A positive reagent reaction tells you a substance class is present. It does not tell you how much, or what else might also be present. This is why we recommend multi-reagent testing. Different reagents react differently with different compounds, and overlapping results let you triangulate.

What you need

  • The reagent itself, refrigerated, in its original bottle
  • A small ceramic or glass plate (or the cap of the bottle)
  • A toothpick or razor blade for scraping a tiny sample
  • Good lighting, ideally daylight
  • A reference color chart for the specific reagent and substance class
  • A phone timer

Step by step

  1. Take a tiny sample. A grain of rice's worth of powder, a corner of a pill, or 1 mm of a blotter. More sample does not give a clearer result; it usually gives a less clear one.
  2. Place the sample on a non-reactive surface. White ceramic shows colors most accurately. Avoid plastic, some reagents will react with it.
  3. Drop the reagent on top. Just one drop. The bottle should hover; do not touch the sample.
  4. Watch the color develop over 60 seconds. The reaction is often fastest in the first 5 seconds, then evolves.
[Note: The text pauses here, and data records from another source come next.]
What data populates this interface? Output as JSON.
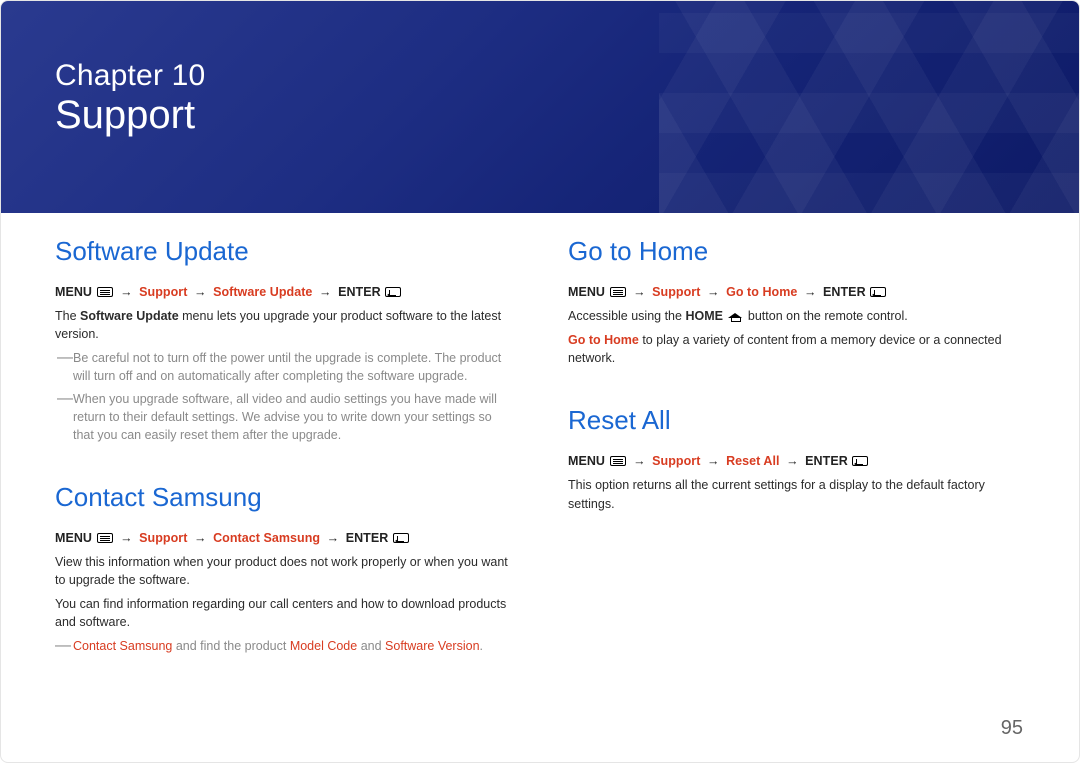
{
  "header": {
    "chapter_line": "Chapter 10",
    "chapter_title": "Support"
  },
  "left": {
    "software_update": {
      "heading": "Software Update",
      "path": {
        "menu": "MENU",
        "p1": "Support",
        "p2": "Software Update",
        "enter": "ENTER"
      },
      "intro_pre": "The ",
      "intro_bold": "Software Update",
      "intro_post": " menu lets you upgrade your product software to the latest version.",
      "notes": [
        "Be careful not to turn off the power until the upgrade is complete. The product will turn off and on automatically after completing the software upgrade.",
        "When you upgrade software, all video and audio settings you have made will return to their default settings. We advise you to write down your settings so that you can easily reset them after the upgrade."
      ]
    },
    "contact_samsung": {
      "heading": "Contact Samsung",
      "path": {
        "menu": "MENU",
        "p1": "Support",
        "p2": "Contact Samsung",
        "enter": "ENTER"
      },
      "para1": "View this information when your product does not work properly or when you want to upgrade the software.",
      "para2": "You can find information regarding our call centers and how to download products and software.",
      "tip_a": "Contact Samsung",
      "tip_mid": " and find the product ",
      "tip_b": "Model Code",
      "tip_and": " and ",
      "tip_c": "Software Version",
      "tip_end": "."
    }
  },
  "right": {
    "go_to_home": {
      "heading": "Go to Home",
      "path": {
        "menu": "MENU",
        "p1": "Support",
        "p2": "Go to Home",
        "enter": "ENTER"
      },
      "line1_pre": "Accessible using the ",
      "line1_home": "HOME",
      "line1_post": " button on the remote control.",
      "line2_red": "Go to Home",
      "line2_post": " to play a variety of content from a memory device or a connected network."
    },
    "reset_all": {
      "heading": "Reset All",
      "path": {
        "menu": "MENU",
        "p1": "Support",
        "p2": "Reset All",
        "enter": "ENTER"
      },
      "para": "This option returns all the current settings for a display to the default factory settings."
    }
  },
  "page_number": "95",
  "glyphs": {
    "arrow": "→"
  }
}
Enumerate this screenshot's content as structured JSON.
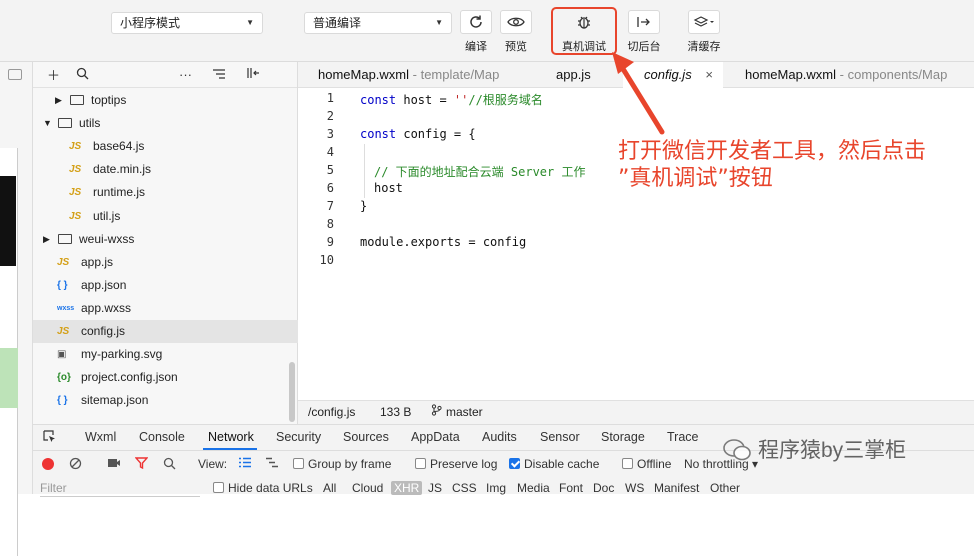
{
  "toolbar": {
    "mode_select": "小程序模式",
    "compile_select": "普通编译",
    "buttons": [
      {
        "label": "编译",
        "icon": "refresh-icon"
      },
      {
        "label": "预览",
        "icon": "eye-icon"
      },
      {
        "label": "真机调试",
        "icon": "bug-icon"
      },
      {
        "label": "切后台",
        "icon": "switch-background-icon"
      },
      {
        "label": "清缓存",
        "icon": "layers-icon"
      }
    ]
  },
  "explorer": {
    "items": [
      {
        "label": "toptips",
        "type": "folder",
        "indent": 1,
        "open": false
      },
      {
        "label": "utils",
        "type": "folder",
        "indent": 0,
        "open": true
      },
      {
        "label": "base64.js",
        "type": "js",
        "indent": 2
      },
      {
        "label": "date.min.js",
        "type": "js",
        "indent": 2
      },
      {
        "label": "runtime.js",
        "type": "js",
        "indent": 2
      },
      {
        "label": "util.js",
        "type": "js",
        "indent": 2
      },
      {
        "label": "weui-wxss",
        "type": "folder",
        "indent": 0,
        "open": false
      },
      {
        "label": "app.js",
        "type": "js",
        "indent": 1
      },
      {
        "label": "app.json",
        "type": "json",
        "indent": 1
      },
      {
        "label": "app.wxss",
        "type": "wxss",
        "indent": 1
      },
      {
        "label": "config.js",
        "type": "js",
        "indent": 1,
        "selected": true
      },
      {
        "label": "my-parking.svg",
        "type": "svg",
        "indent": 1
      },
      {
        "label": "project.config.json",
        "type": "config",
        "indent": 1
      },
      {
        "label": "sitemap.json",
        "type": "json",
        "indent": 1
      }
    ],
    "icon_glyphs": {
      "js": "JS",
      "json": "{ }",
      "wxss": "wxss",
      "config": "{o}",
      "svg": "▣"
    }
  },
  "editor": {
    "tabs": [
      {
        "name": "homeMap.wxml",
        "path": " - template/Map"
      },
      {
        "name": "app.js",
        "path": ""
      },
      {
        "name": "config.js",
        "path": "",
        "active": true,
        "close": "×"
      },
      {
        "name": "homeMap.wxml",
        "path": " - components/Map"
      }
    ],
    "line_numbers": [
      "1",
      "2",
      "3",
      "4",
      "5",
      "6",
      "7",
      "8",
      "9",
      "10"
    ],
    "code": {
      "l1_kw": "const",
      "l1_rest": " host = ",
      "l1_str": "''",
      "l1_cm": "//根服务域名",
      "l3_kw": "const",
      "l3_rest": " config = {",
      "l5_cm": "// 下面的地址配合云端 Server 工作",
      "l6": "host",
      "l7": "}",
      "l9": "module.exports = config"
    },
    "status": {
      "file": "/config.js",
      "size": "133 B",
      "branch": "master"
    }
  },
  "devtools": {
    "tabs": [
      "Wxml",
      "Console",
      "Network",
      "Security",
      "Sources",
      "AppData",
      "Audits",
      "Sensor",
      "Storage",
      "Trace"
    ],
    "active_tab": "Network",
    "view_label": "View:",
    "group_by_frame": "Group by frame",
    "preserve_log": "Preserve log",
    "disable_cache": "Disable cache",
    "offline": "Offline",
    "throttling": "No throttling",
    "filter_placeholder": "Filter",
    "hide_data_urls": "Hide data URLs",
    "filter_types": [
      "All",
      "Cloud",
      "XHR",
      "JS",
      "CSS",
      "Img",
      "Media",
      "Font",
      "Doc",
      "WS",
      "Manifest",
      "Other"
    ]
  },
  "annotation": {
    "line1": "打开微信开发者工具，然后点击",
    "line2": "”真机调试”按钮"
  },
  "watermark": "程序猿by三掌柜",
  "colors": {
    "accent_red": "#e8452c",
    "network_blue": "#1a73e8",
    "js_icon": "#d4a017"
  }
}
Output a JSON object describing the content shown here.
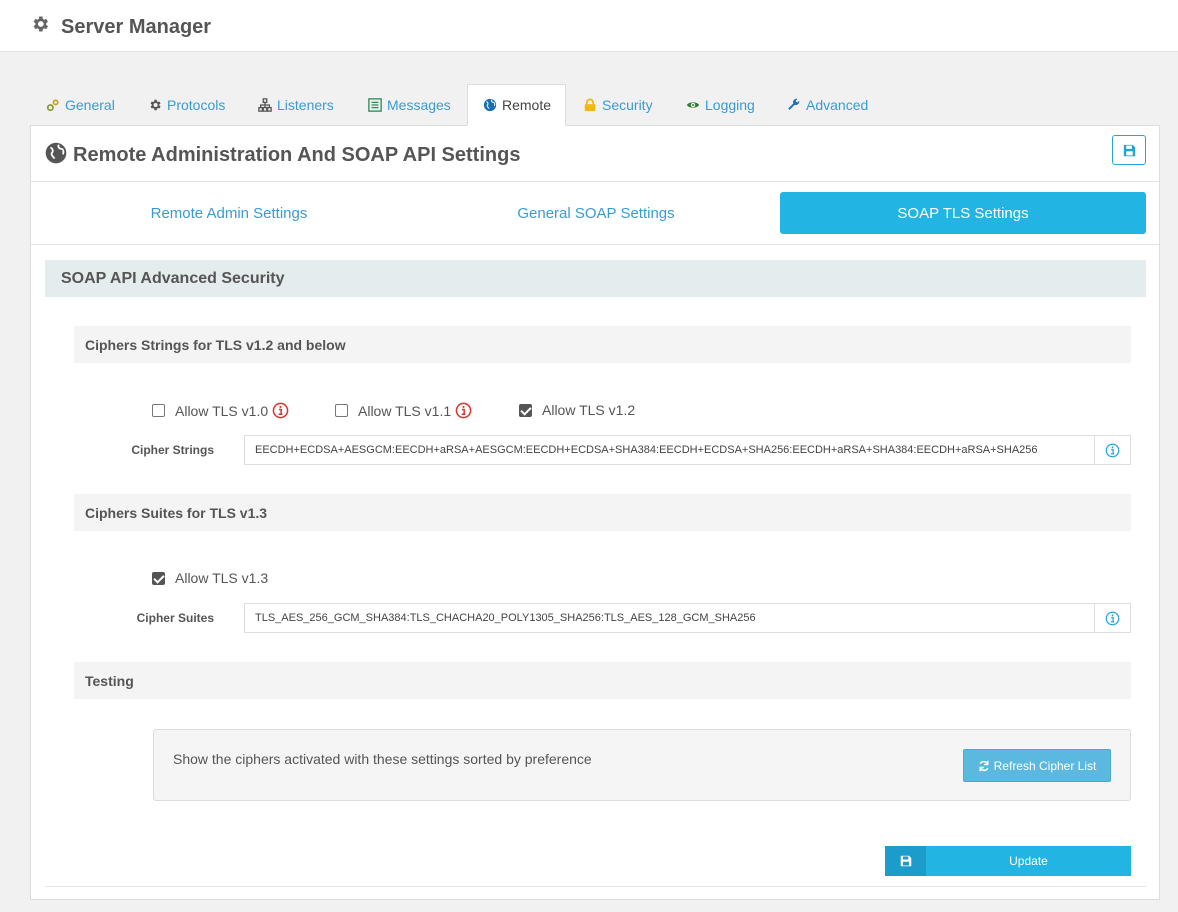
{
  "app": {
    "title": "Server Manager"
  },
  "tabs": [
    {
      "label": "General",
      "icon": "cogs-icon",
      "color": "#8a9a3a"
    },
    {
      "label": "Protocols",
      "icon": "gear-icon",
      "color": "#555555"
    },
    {
      "label": "Listeners",
      "icon": "sitemap-icon",
      "color": "#555555"
    },
    {
      "label": "Messages",
      "icon": "list-icon",
      "color": "#2e8b57"
    },
    {
      "label": "Remote",
      "icon": "globe-icon",
      "color": "#1b6fb5",
      "active": true
    },
    {
      "label": "Security",
      "icon": "lock-icon",
      "color": "#f2b90c"
    },
    {
      "label": "Logging",
      "icon": "eye-icon",
      "color": "#2e7d32"
    },
    {
      "label": "Advanced",
      "icon": "wrench-icon",
      "color": "#1b6fb5"
    }
  ],
  "panel": {
    "title": "Remote Administration And SOAP API Settings",
    "subtabs": [
      {
        "label": "Remote Admin Settings"
      },
      {
        "label": "General SOAP Settings"
      },
      {
        "label": "SOAP TLS Settings",
        "active": true
      }
    ]
  },
  "section": {
    "title": "SOAP API Advanced Security",
    "tls12": {
      "title": "Ciphers Strings for TLS v1.2 and below",
      "options": [
        {
          "label": "Allow TLS v1.0",
          "checked": false,
          "warning": true
        },
        {
          "label": "Allow TLS v1.1",
          "checked": false,
          "warning": true
        },
        {
          "label": "Allow TLS v1.2",
          "checked": true,
          "warning": false
        }
      ],
      "field_label": "Cipher Strings",
      "field_value": "EECDH+ECDSA+AESGCM:EECDH+aRSA+AESGCM:EECDH+ECDSA+SHA384:EECDH+ECDSA+SHA256:EECDH+aRSA+SHA384:EECDH+aRSA+SHA256"
    },
    "tls13": {
      "title": "Ciphers Suites for TLS v1.3",
      "option": {
        "label": "Allow TLS v1.3",
        "checked": true
      },
      "field_label": "Cipher Suites",
      "field_value": "TLS_AES_256_GCM_SHA384:TLS_CHACHA20_POLY1305_SHA256:TLS_AES_128_GCM_SHA256"
    },
    "testing": {
      "title": "Testing",
      "description": "Show the ciphers activated with these settings sorted by preference",
      "refresh_label": "Refresh Cipher List"
    }
  },
  "update_label": "Update",
  "colors": {
    "accent": "#22b5e3",
    "link": "#3a9bd0",
    "warning": "#d9342b"
  }
}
Note the peak color, not the final color.
  5. Compare to the reference chart for that specific reagent. Reactions vary substantially between reagents. Marquis purple is not the same purple as Ehrlich purple.
  6. Repeat with a second reagent to confirm. If you only have Marquis, you cannot distinguish MDMA from PMA or PMMA. And PMA has killed people at MDMA-typical doses.

Common pitfalls

  • Using only Marquis. Marquis turns purple-black for MDMA, but it also turns purple-black for PMA, PMMA, methylone, MDA and several others. Always confirm with Mandelin and Mecke, or Simon's (for secondary amines).
  • Misreading the color. Reagent colors evolve. The five-second color is not the final color. The peak color is the diagnostic one.
  • Bad lighting. Yellow indoor light shifts blues and greens noticeably. Use a window if you can.
  • Old reagent. Reagents degrade. A bottle older than 12 months, or one stored at room temperature for any length of time, may give weak or shifted reactions. Keep them in the fridge.
  • Cross-contamination. A previously used toothpick will throw off the next test. Use a fresh one each time.

Reagent recommendations by substance class

If you think you haveTest with
MDMA / "ecstasy"Marquis + Mandelin + Mecke + Simon's
LSD / 1P-LSDEhrlich (and confirm no reaction with Marquis)
KetamineMorris
CocaineScott's three-stage
2C-B, 2C-xMarquis + Mecke + Liebermann
MushroomsEhrlich

When reagent testing isn't enough

For pure compounds and unknown solids, fentanyl test strips are a separate and necessary test, especially in regions where unintentional fentanyl contamination is a known risk. Reagent kits do not detect fentanyl.

For final certainty, send a sample to a drug-checking service if one is available in your region (DanceSafe in the US, MAPS-affiliated programs in some EU countries, the Spanish Energy Control project, or organizations operating under PsyCare-style permissions at festivals).